Practice your first kiteloops with a small kite in light winds, just enough to keep the kite flying. If you have a trainer kite then that’s an even better way to start. Widen your grip on the bar for extra leverage and faster steering of the kite. If you keep your hands close together, it will be harder to get the loop quickly around. A tighter loop will give less pull; a wider loop will generate more pull. In order to make the kite do a loop, you are going to have to pull in hard on one side of the bar and hold it until the kite makes a complete rotation.
Think of it as riding a bike: the harder you turn the handlebars, the tighter the turn. If you twist the handlebars like a steering wheel, then you will probably fall over and the bike won’t turn. So remember to pull hard on the bar and hold it until you have completed the entire loop.
Now that you understand what a kiteloop is and how to control it, it’s time to learn the different kinds of loops and how they apply. There are many ways to use a kiteloop, and not all require you to jump or be in the air. Don’t let the term “kiteloop” scare you out of giving it a try. Everyone has accidentally looped their kite before, so if you can understand how it works and use it to your advantage, then why not give it a try?

The Downloop 

The simplest of all is a downloop. The reason this is the easiest is because it is not a full loop and can pull you into a water start or transition. If you pull a downloop too early, it won’t yank you like a regular kiteloop. Remember that downloops are front hand, and kiteloops are backhand. Looping the kite the same way you’re going on the way down is a downloop.
You can use downloops for water starts, transitions, or jumps, which is especially helpful in light winds. For water starts, rather than sending the kite from the zenith, you can pull it into a downloop which maximizes the wind window and gives you a much greater pull out of the water. For a transition, you simply put the kite high, pull hard on your front hand, let off your edge, follow the kite, and sheet out when the kite is traveling the other direction. Downloops are best used for transitional jumps and turns.  
If you can already ride upwind and jump, this is where you'll want to start. Downloop transitions are the perfect way to get used to looping. We recommend doing them right after landing a jump or even halfway through a rotation. This will get get you acclimated to doing your first kiteloop-based tricks. Stand by; we have a couple videos planed to help you progress into these. Kiteloops can be intense. 

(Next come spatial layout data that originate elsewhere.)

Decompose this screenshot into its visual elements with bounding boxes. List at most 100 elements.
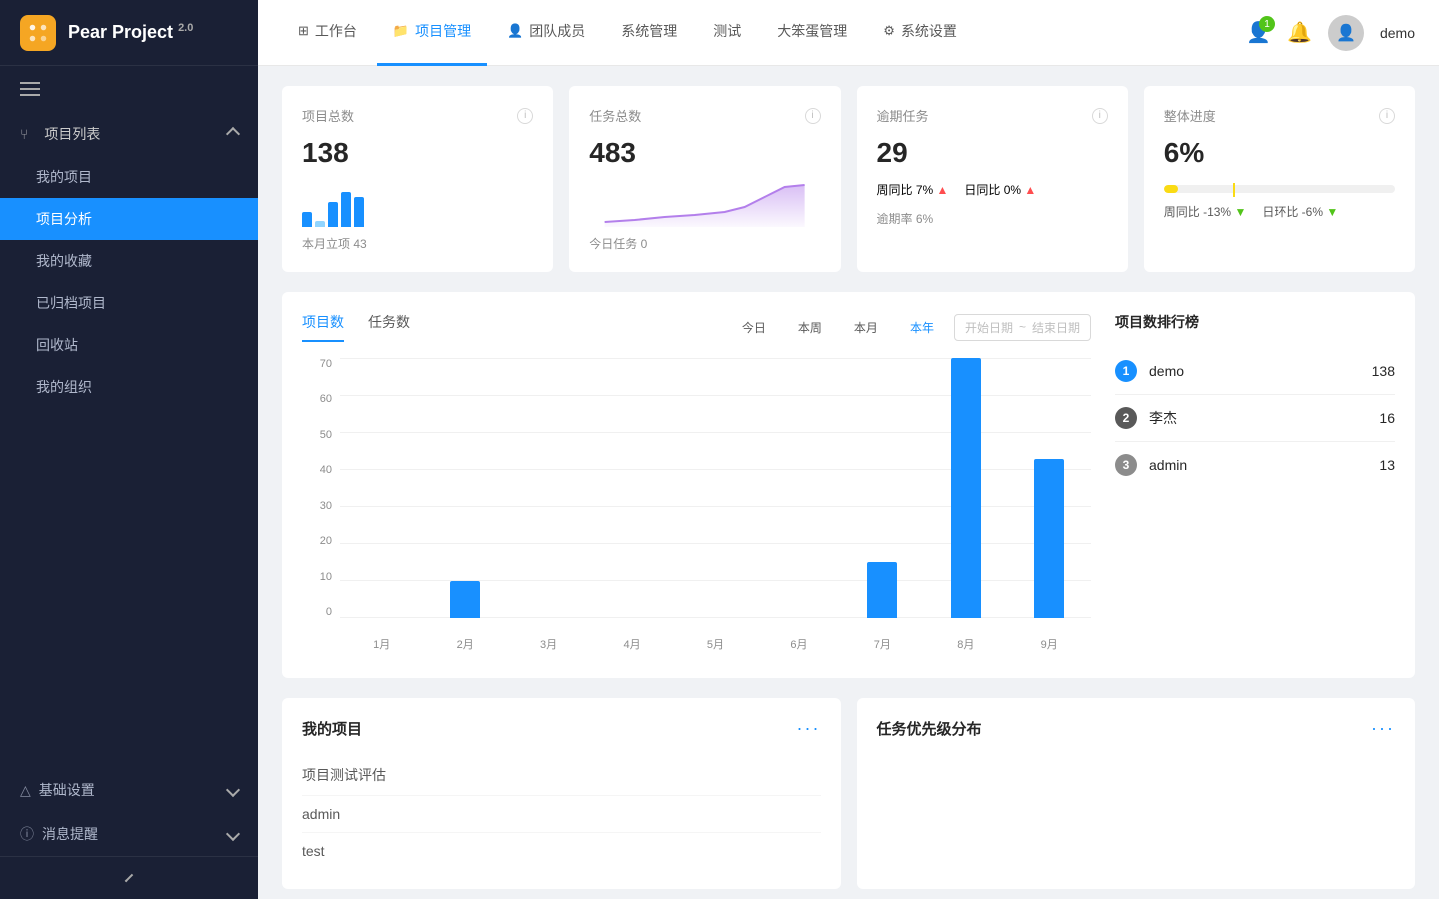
bar-group-8 [924,358,1007,618]
x-label-5: 5月 [674,636,757,652]
bar-jul [867,562,897,618]
chart-section: 项目数 任务数 今日 本周 本月 本年 开始日期 ~ 结束日期 [282,292,1415,678]
task-priority-card: 任务优先级分布 ··· [857,698,1416,889]
chart-filters: 今日 本周 本月 本年 开始日期 ~ 结束日期 [730,314,1091,341]
user-badge-button[interactable]: 👤 1 [1246,20,1271,45]
sidebar-item-project-analysis[interactable]: 项目分析 [0,198,258,240]
my-projects-title: 我的项目 [302,718,362,739]
stat-card-total-projects: 项目总数 i 138 本月立项 43 [282,86,553,272]
branch-icon: ⑂ [20,126,28,142]
stats-row: 项目总数 i 138 本月立项 43 任务总数 i [282,86,1415,272]
rank-name-3: admin [1149,457,1379,473]
sidebar-item-my-favorites[interactable]: 我的收藏 [0,240,258,282]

The biggest difference with a kiteloop is that it is pulled with the backhand and loops in the direction you’re going. Once you learn the kiteloop it will change the way you kiteboard forever.
The easiest way to try a kiteloop for the first time is either on a trainer kite or an underpowered body drag. Walk or body drag in the direction where your strong hand is the back hand. Quickly send the kite, slightly sheeted out, pull in hard on your back hand when the kite reaches the zenith, hold it all the way through 'til it makes a complete rotation, then sheet out.
This will pull you hard downwind, so make sure to be ready to follow the pull of the kite; never hold an edge against a loop. Once you get comfortable and understand how it works, try a kiteloop with a waterstart and make sure to follow the pull of the kite as it takes you, and point your board downwind. Next is the jumping kiteloop, and before you know it you’ll be doing backroll kiteloops! The earlier you start your kiteloop, the more power that is available to you. 

Heli loops

Heli loops are used as a tool for soft and smooth landings after a jump. Different than a kiteloop because they have no power, heli loops are pulled after you reach the peak of your jump, and as you are descending it catches you. A heli loop is a vertical loop rather than a directional loop. It pulls you up, and if timed properly can lift you back up into the air, hence the name “heli” loop.
The key difference to remember between a kiteloop, which gives you a strong pull, and a heli loop, which doesn't give you any power, is that a strong kiteloop is pulled before you reach the top of your jump.